私が言い掛けると、チームメンバーが、私の情報パッドを持ってきた。

私達は、無言でメールを打ち、署名した。



----------



アルバート・タナカが到着した。

若い男性だ。いや、東洋系だから若く見えるだけで、プロフィールによると、私より歳上だ。

挨拶は、腰が低い。テレビで見た日本人みたいだ。

とにかく、おだてて、利用しようと思った。


「古いデータですけど、参考までに」


そう言って、論文執筆時のデータや資料を提示してくれた。

論文の理解が、三割増しになった気がした。


いろいろ、提案やアドバイスをもらった。

見込みより早く、完成度の高い物が出来た。


彼は、他のチームメンバーの提案を盛り込んだ、2号機、3号機にも協力して、『皆で、更なる上を目指そう』と言ってくれた。

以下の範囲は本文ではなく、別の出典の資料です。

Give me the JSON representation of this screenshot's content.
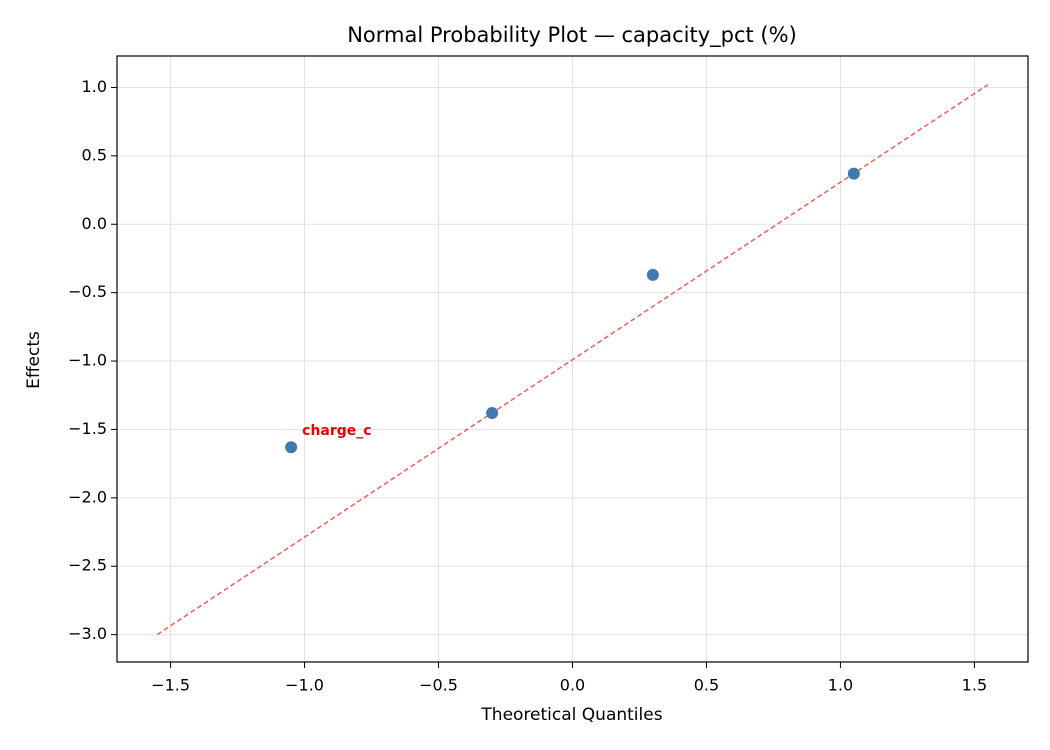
{
  "chart_data": {
    "type": "scatter",
    "title": "Normal Probability Plot — capacity_pct (%)",
    "x_label": "Theoretical Quantiles",
    "y_label": "Effects",
    "x": [
      -1.05,
      -0.3,
      0.3,
      1.05
    ],
    "values": [
      -1.63,
      -1.38,
      -0.37,
      0.37
    ],
    "color": "#4178b0",
    "reference_line": {
      "x": [
        -1.55,
        1.55
      ],
      "y": [
        -3.0,
        1.02
      ],
      "color": "#f0605a"
    },
    "annotations": [
      {
        "text": "charge_c",
        "x": -1.05,
        "y": -1.63,
        "color": "#ee0000"
      }
    ],
    "xlim": [
      -1.7,
      1.7
    ],
    "ylim": [
      -3.2,
      1.23
    ],
    "xticks": [
      {
        "value": -1.5,
        "label": "−1.5"
      },
      {
        "value": -1.0,
        "label": "−1.0"
      },
      {
        "value": -0.5,
        "label": "−0.5"
      },
      {
        "value": 0,
        "label": "0.0"
      },
      0.5,
      {
        "value": 1.0,
        "label": "1.0"
      },
      1.5
    ],
    "yticks": [
      {
        "value": -3.0,
        "label": "−3.0"
      },
      {
        "value": -2.5,
        "label": "−2.5"
      },
      {
        "value": -2.0,
        "label": "−2.0"
      },
      {
        "value": -1.5,
        "label": "−1.5"
      },
      {
        "value": -1.0,
        "label": "−1.0"
      },
      {
        "value": -0.5,
        "label": "−0.5"
      },
      {
        "value": 0,
        "label": "0.0"
      },
      0.5,
      {
        "value": 1.0,
        "label": "1.0"
      }
    ],
    "grid": true
  }
}
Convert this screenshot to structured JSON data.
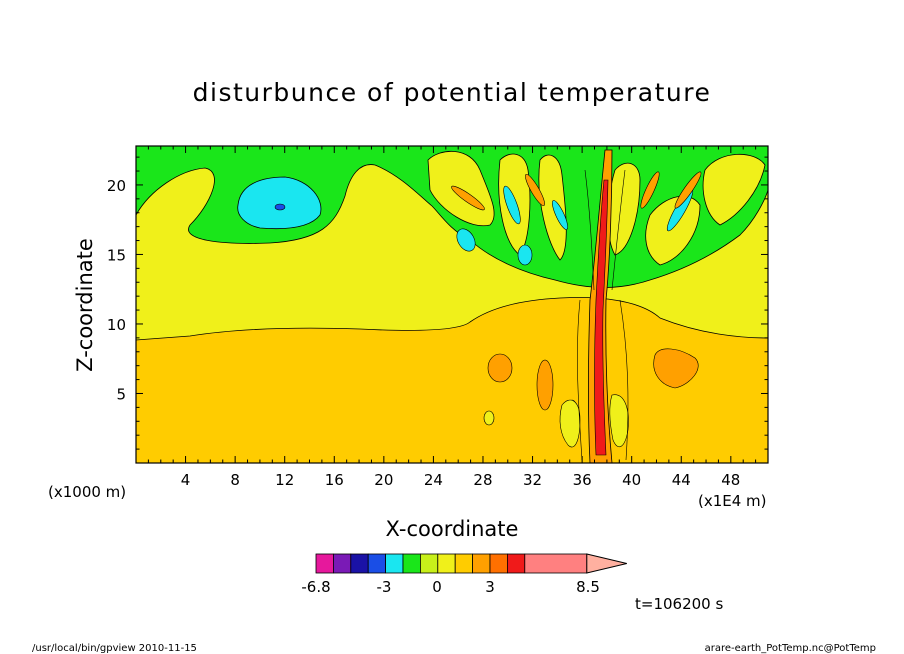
{
  "chart_data": {
    "type": "heatmap",
    "title": "disturbunce of potential temperature",
    "xlabel": "X-coordinate",
    "ylabel": "Z-coordinate",
    "x_unit_left": "(x1000 m)",
    "x_unit_right": "(x1E4 m)",
    "x_ticks": [
      4,
      8,
      12,
      16,
      20,
      24,
      28,
      32,
      36,
      40,
      44,
      48
    ],
    "y_ticks": [
      5,
      10,
      15,
      20
    ],
    "xlim": [
      0,
      51
    ],
    "ylim": [
      0,
      22.8
    ],
    "colorbar": {
      "colors": [
        "#e6189c",
        "#7a1ab6",
        "#1a12a6",
        "#1a4ee6",
        "#1ae6f0",
        "#1ae61a",
        "#c8f01a",
        "#f0f01a",
        "#ffcc00",
        "#ffa000",
        "#ff7000",
        "#f01a1a",
        "#ff8080",
        "#ffb0a0"
      ],
      "labels": [
        "-6.8",
        "-3",
        "0",
        "3",
        "8.5"
      ],
      "label_positions": [
        -6.8,
        -3,
        0,
        3,
        8.5
      ]
    },
    "time_label": "t=106200 s"
  },
  "footer": {
    "left": "/usr/local/bin/gpview   2010-11-15",
    "right": "arare-earth_PotTemp.nc@PotTemp"
  }
}
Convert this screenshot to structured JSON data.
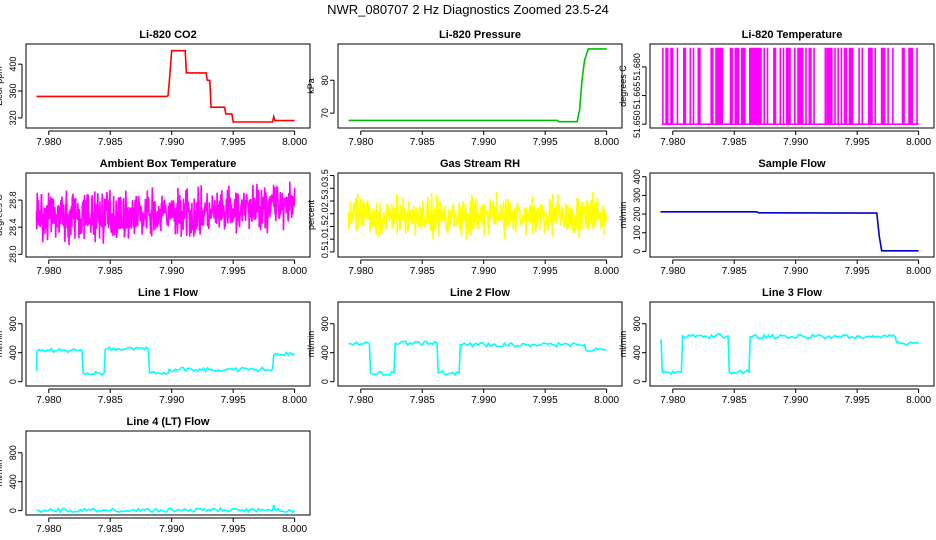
{
  "title": "NWR_080707  2 Hz Diagnostics Zoomed 23.5-24",
  "chart_data": [
    {
      "type": "line",
      "title": "Li-820 CO2",
      "ylabel": "Licor ppm",
      "color": "#ff0000",
      "xlim": [
        7.9788,
        8.0006
      ],
      "ylim": [
        305,
        430
      ],
      "xticks": [
        "7.980",
        "7.985",
        "7.990",
        "7.995",
        "8.000"
      ],
      "yticks": [
        "320",
        "360",
        "400"
      ],
      "x": [
        7.979,
        7.9896,
        7.9897,
        7.9898,
        7.99,
        7.9911,
        7.9912,
        7.9928,
        7.9929,
        7.9931,
        7.9932,
        7.9943,
        7.9944,
        7.9949,
        7.995,
        7.9982,
        7.9983,
        7.9984,
        8.0
      ],
      "y": [
        352,
        352,
        353,
        372,
        420,
        420,
        387,
        387,
        376,
        376,
        336,
        336,
        326,
        326,
        314,
        314,
        322,
        316,
        316
      ]
    },
    {
      "type": "line",
      "title": "Li-820 Pressure",
      "ylabel": "kPa",
      "color": "#00c000",
      "xlim": [
        7.9788,
        8.0006
      ],
      "ylim": [
        65.5,
        91
      ],
      "xticks": [
        "7.980",
        "7.985",
        "7.990",
        "7.995",
        "8.000"
      ],
      "yticks": [
        "70",
        "80"
      ],
      "x": [
        7.979,
        7.996,
        7.9961,
        7.9976,
        7.9978,
        7.998,
        7.9982,
        7.9985,
        8.0
      ],
      "y": [
        67.8,
        67.8,
        67.4,
        67.4,
        71,
        80,
        86,
        89.5,
        89.5
      ]
    },
    {
      "type": "line",
      "title": "Li-820 Temperature",
      "ylabel": "degrees C",
      "color": "#ff00ff",
      "xlim": [
        7.9788,
        8.0006
      ],
      "ylim": [
        51.648,
        51.692
      ],
      "xticks": [
        "7.980",
        "7.985",
        "7.990",
        "7.995",
        "8.000"
      ],
      "yticks": [
        "51.650",
        "51.665",
        "51.680"
      ],
      "baseline": 51.65,
      "peak": 51.69
    },
    {
      "type": "line",
      "title": "Ambient Box Temperature",
      "ylabel": "degrees C",
      "color": "#ff00ff",
      "xlim": [
        7.9788,
        8.0006
      ],
      "ylim": [
        27.96,
        29.2
      ],
      "xticks": [
        "7.980",
        "7.985",
        "7.990",
        "7.995",
        "8.000"
      ],
      "yticks": [
        "28.0",
        "28.4",
        "28.8"
      ],
      "level_x": [
        7.979,
        7.9945,
        7.9985,
        8.0
      ],
      "level_y": [
        28.55,
        28.6,
        28.75,
        28.8
      ],
      "spread": 0.2
    },
    {
      "type": "line",
      "title": "Gas Stream RH",
      "ylabel": "percent",
      "color": "#ffff00",
      "xlim": [
        7.9788,
        8.0006
      ],
      "ylim": [
        0.3,
        3.6
      ],
      "xticks": [
        "7.980",
        "7.985",
        "7.990",
        "7.995",
        "8.000"
      ],
      "yticks": [
        "0.5",
        "1.0",
        "1.5",
        "2.0",
        "2.5",
        "3.0",
        "3.5"
      ],
      "level_x": [
        7.979,
        8.0
      ],
      "level_y": [
        1.9,
        1.9
      ],
      "spread": 0.45
    },
    {
      "type": "line",
      "title": "Sample Flow",
      "ylabel": "ml/min",
      "color": "#0000cc",
      "xlim": [
        7.9788,
        8.0006
      ],
      "ylim": [
        -30,
        420
      ],
      "xticks": [
        "7.980",
        "7.985",
        "7.990",
        "7.995",
        "8.000"
      ],
      "yticks": [
        "0",
        "100",
        "200",
        "300",
        "400"
      ],
      "x": [
        7.979,
        7.9868,
        7.987,
        7.9966,
        7.9968,
        7.997,
        8.0
      ],
      "y": [
        212,
        212,
        207,
        205,
        80,
        3,
        3
      ]
    },
    {
      "type": "line",
      "title": "Line 1 Flow",
      "ylabel": "ml/min",
      "color": "#00ffff",
      "xlim": [
        7.9788,
        8.0006
      ],
      "ylim": [
        -60,
        1100
      ],
      "xticks": [
        "7.980",
        "7.985",
        "7.990",
        "7.995",
        "8.000"
      ],
      "yticks": [
        "0",
        "400",
        "800"
      ],
      "x": [
        7.979,
        7.97905,
        7.9827,
        7.9828,
        7.9845,
        7.9846,
        7.9881,
        7.9882,
        7.9897,
        7.9898,
        7.9982,
        7.9983,
        8.0
      ],
      "y": [
        150,
        430,
        430,
        120,
        120,
        450,
        450,
        120,
        120,
        170,
        170,
        370,
        390
      ]
    },
    {
      "type": "line",
      "title": "Line 2 Flow",
      "ylabel": "ml/min",
      "color": "#00ffff",
      "xlim": [
        7.9788,
        8.0006
      ],
      "ylim": [
        -60,
        1100
      ],
      "xticks": [
        "7.980",
        "7.985",
        "7.990",
        "7.995",
        "8.000"
      ],
      "yticks": [
        "0",
        "400",
        "800"
      ],
      "x": [
        7.979,
        7.9807,
        7.9808,
        7.9827,
        7.9828,
        7.9862,
        7.9863,
        7.988,
        7.9881,
        7.9982,
        7.9983,
        8.0
      ],
      "y": [
        520,
        520,
        120,
        120,
        530,
        530,
        120,
        120,
        510,
        510,
        440,
        440
      ]
    },
    {
      "type": "line",
      "title": "Line 3 Flow",
      "ylabel": "ml/min",
      "color": "#00ffff",
      "xlim": [
        7.9788,
        8.0006
      ],
      "ylim": [
        -60,
        1100
      ],
      "xticks": [
        "7.980",
        "7.985",
        "7.990",
        "7.995",
        "8.000"
      ],
      "yticks": [
        "0",
        "400",
        "800"
      ],
      "x": [
        7.979,
        7.97905,
        7.97915,
        7.9807,
        7.9808,
        7.9845,
        7.9846,
        7.9862,
        7.9863,
        7.9981,
        7.9982,
        8.0
      ],
      "y": [
        580,
        580,
        130,
        130,
        630,
        630,
        130,
        130,
        620,
        620,
        540,
        520
      ]
    },
    {
      "type": "line",
      "title": "Line 4 (LT) Flow",
      "ylabel": "ml/min",
      "color": "#00ffff",
      "xlim": [
        7.9788,
        8.0006
      ],
      "ylim": [
        -60,
        1100
      ],
      "xticks": [
        "7.980",
        "7.985",
        "7.990",
        "7.995",
        "8.000"
      ],
      "yticks": [
        "0",
        "400",
        "800"
      ],
      "x": [
        7.979,
        7.9982,
        7.9983,
        7.9984,
        7.9985,
        8.0
      ],
      "y": [
        5,
        5,
        80,
        10,
        5,
        5
      ]
    }
  ]
}
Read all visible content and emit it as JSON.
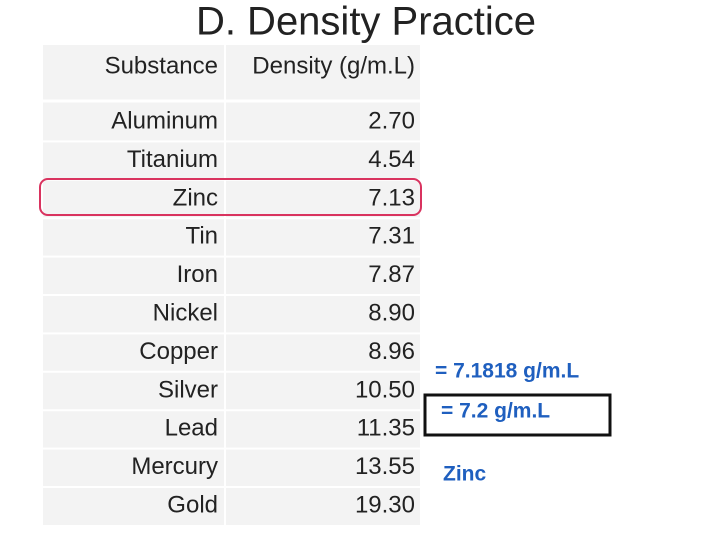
{
  "title": "D. Density Practice",
  "table": {
    "header": [
      "Substance",
      "Density (g/m.L)"
    ],
    "rows": [
      [
        "Aluminum",
        "2.70"
      ],
      [
        "Titanium",
        "4.54"
      ],
      [
        "Zinc",
        "7.13"
      ],
      [
        "Tin",
        "7.31"
      ],
      [
        "Iron",
        "7.87"
      ],
      [
        "Nickel",
        "8.90"
      ],
      [
        "Copper",
        "8.96"
      ],
      [
        "Silver",
        "10.50"
      ],
      [
        "Lead",
        "11.35"
      ],
      [
        "Mercury",
        "13.55"
      ],
      [
        "Gold",
        "19.30"
      ]
    ]
  },
  "annotations": {
    "calculated": "= 7.1818 g/m.L",
    "rounded": "= 7.2 g/m.L",
    "answer": "Zinc"
  }
}
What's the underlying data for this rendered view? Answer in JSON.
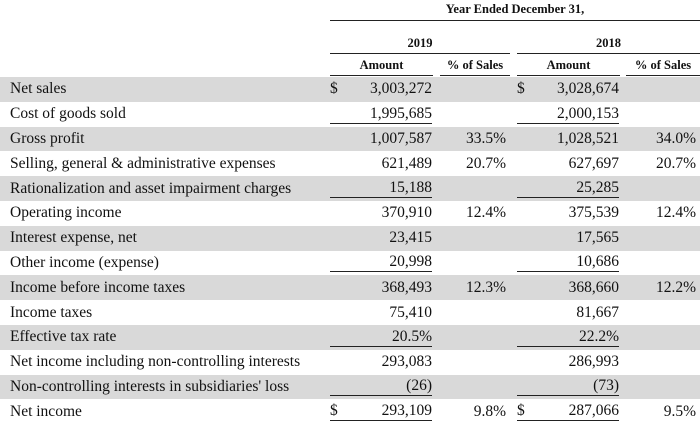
{
  "header": {
    "period": "Year Ended December 31,",
    "years": [
      "2019",
      "2018"
    ],
    "columns": [
      "Amount",
      "% of Sales",
      "Amount",
      "% of Sales"
    ]
  },
  "rows": [
    {
      "label": "Net sales",
      "cur1": "$",
      "a2019": "3,003,272",
      "p2019": "",
      "cur2": "$",
      "a2018": "3,028,674",
      "p2018": ""
    },
    {
      "label": "Cost of goods sold",
      "cur1": "",
      "a2019": "1,995,685",
      "p2019": "",
      "cur2": "",
      "a2018": "2,000,153",
      "p2018": ""
    },
    {
      "label": "Gross profit",
      "cur1": "",
      "a2019": "1,007,587",
      "p2019": "33.5%",
      "cur2": "",
      "a2018": "1,028,521",
      "p2018": "34.0%"
    },
    {
      "label": "Selling, general & administrative expenses",
      "cur1": "",
      "a2019": "621,489",
      "p2019": "20.7%",
      "cur2": "",
      "a2018": "627,697",
      "p2018": "20.7%"
    },
    {
      "label": "Rationalization and asset impairment charges",
      "cur1": "",
      "a2019": "15,188",
      "p2019": "",
      "cur2": "",
      "a2018": "25,285",
      "p2018": ""
    },
    {
      "label": "Operating income",
      "cur1": "",
      "a2019": "370,910",
      "p2019": "12.4%",
      "cur2": "",
      "a2018": "375,539",
      "p2018": "12.4%"
    },
    {
      "label": "Interest expense, net",
      "cur1": "",
      "a2019": "23,415",
      "p2019": "",
      "cur2": "",
      "a2018": "17,565",
      "p2018": ""
    },
    {
      "label": "Other income (expense)",
      "cur1": "",
      "a2019": "20,998",
      "p2019": "",
      "cur2": "",
      "a2018": "10,686",
      "p2018": ""
    },
    {
      "label": "Income before income taxes",
      "cur1": "",
      "a2019": "368,493",
      "p2019": "12.3%",
      "cur2": "",
      "a2018": "368,660",
      "p2018": "12.2%"
    },
    {
      "label": "Income taxes",
      "cur1": "",
      "a2019": "75,410",
      "p2019": "",
      "cur2": "",
      "a2018": "81,667",
      "p2018": ""
    },
    {
      "label": "Effective tax rate",
      "cur1": "",
      "a2019": "20.5%",
      "p2019": "",
      "cur2": "",
      "a2018": "22.2%",
      "p2018": ""
    },
    {
      "label": "Net income including non-controlling interests",
      "cur1": "",
      "a2019": "293,083",
      "p2019": "",
      "cur2": "",
      "a2018": "286,993",
      "p2018": ""
    },
    {
      "label": "Non-controlling interests in subsidiaries' loss",
      "cur1": "",
      "a2019": "(26)",
      "p2019": "",
      "cur2": "",
      "a2018": "(73)",
      "p2018": ""
    },
    {
      "label": "Net income",
      "cur1": "$",
      "a2019": "293,109",
      "p2019": "9.8%",
      "cur2": "$",
      "a2018": "287,066",
      "p2018": "9.5%"
    }
  ],
  "colors": {
    "shaded_row": "#d9d9d9"
  }
}
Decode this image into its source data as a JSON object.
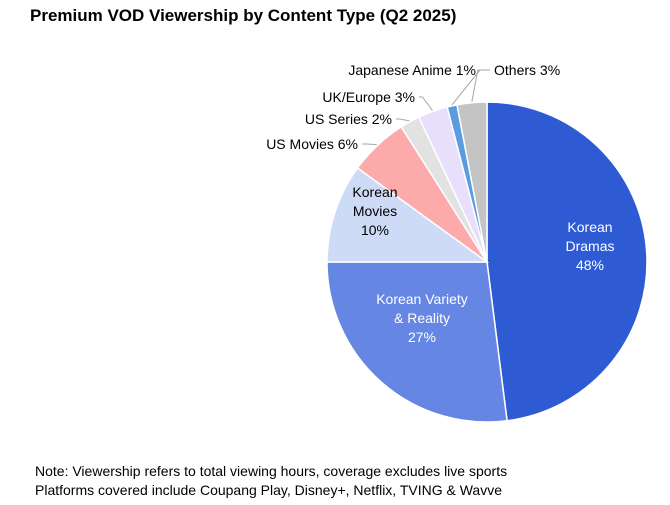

私の中で『この人についてきいたい』と言う感情が芽生えたのは、この時だと思う。

ドクター・タナカに主任をお願いした。

しかし、断られた。


「エジソンが有名なのは、彼が発明したのではなく、他者の発明を実用化した功績で、有名になったのだ。有名になるべきは、君達であり、私は私の夢を実現した君達に感謝しかない」


と言われた。

私の中で、何かが起こった。


1号機の打上の後に、「主任にお話しが有るのですが。」と言われた。

何か、新しいアイデアかと思ったら、食事に誘われた。

食べ終わって、お茶を飲みはじめてから、ドクター・タナカに言われた。


「私と、付き合ってくれないか?」


その後、明朝までの記憶が無い。